Re: ALS failure with size Integer.MAX_VALUE

2014-12-02 Thread Xiangrui Meng
Hi Bharath,

You can try setting a small item blocks in this case. 1200 is
definitely too large for ALS. Please try 30 or even smaller. I'm not
sure whether this could solve the problem because you have 100 items
connected with 10^8 users. There is a JIRA for this issue:

https://issues.apache.org/jira/browse/SPARK-3735

which I will try to implement in 1.3. I'll ping you when it is ready.

Best,
Xiangrui

On Tue, Dec 2, 2014 at 10:40 AM, Bharath Ravi Kumar reachb...@gmail.com wrote:
 Yes, the issue appears to be due to the 2GB block size limitation. I am
 hence looking for (user, product) block sizing suggestions to work around
 the block size limitation.

 On Sun, Nov 30, 2014 at 3:01 PM, Sean Owen so...@cloudera.com wrote:

 (It won't be that, since you see that the error occur when reading a
 block from disk. I think this is an instance of the 2GB block size
 limitation.)

 On Sun, Nov 30, 2014 at 4:36 AM, Ganelin, Ilya
 ilya.gane...@capitalone.com wrote:
  Hi Bharath – I’m unsure if this is your problem but the
  MatrixFactorizationModel in MLLIB which is the underlying component for
  ALS
  expects your User/Product fields to be integers. Specifically, the input
  to
  ALS is an RDD[Rating] and Rating is an (Int, Int, Double). I am
  wondering if
  perhaps one of your identifiers exceeds MAX_INT, could you write a quick
  check for that?
 
  I have been running a very similar use case to yours (with more
  constrained
  hardware resources) and I haven’t seen this exact problem but I’m sure
  we’ve
  seen similar issues.

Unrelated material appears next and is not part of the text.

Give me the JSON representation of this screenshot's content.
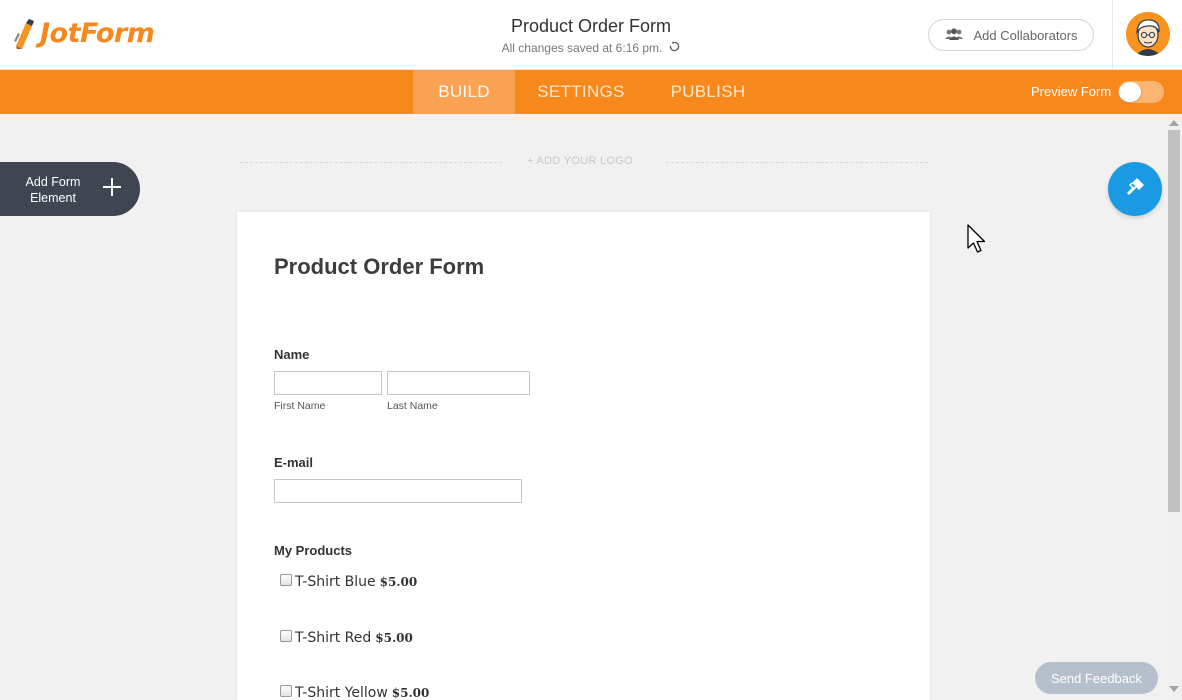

Please let me know if you have other questions.
 
  From: Bharath Ravi Kumar reachb...@gmail.com
  Date: Thursday, November 27, 2014 at 1:30 PM
  To: user@spark.apache.org user@spark.apache.org
  Subject: ALS failure with size  Integer.MAX_VALUE
 
  We're training a recommender with ALS in mllib 1.1 against a dataset of
  150M
  users and 4.5K items, with the total number of training records being
  1.2
  Billion (~30GB data). The input data is spread across 1200 partitions on
  HDFS. For the training, rank=10, and we've configured {number of user
  data
  blocks = number of item data blocks}. The number of user/item blocks was
  varied  between 50 to 1200. Irrespective of the block size (e.g. at 1200
  blocks each), there are atleast a couple of tasks that end up shuffle
  reading  9.7G each in the aggregate stage (ALS.scala:337) and failing
  with
  the following exception:
 
  java.lang.IllegalArgumentException: Size exceeds Integer.MAX_VALUE
  at sun.nio.ch.FileChannelImpl.map(FileChannelImpl.java:745)
  at
  org.apache.spark.storage.DiskStore.getBytes(DiskStore.scala:108)
  at
  org.apache.spark.storage.DiskStore.getValues(DiskStore.scala:124)
  at
 
  org.apache.spark.storage.BlockManager.getLocalFromDisk(BlockManager.scala:332)
  at
 
  org.apache.spark.storage.BlockFetcherIterator$BasicBlockFetcherIterator$$anonfun$getLocalBlocks$1.apply(BlockFetcherIterator.scala:204)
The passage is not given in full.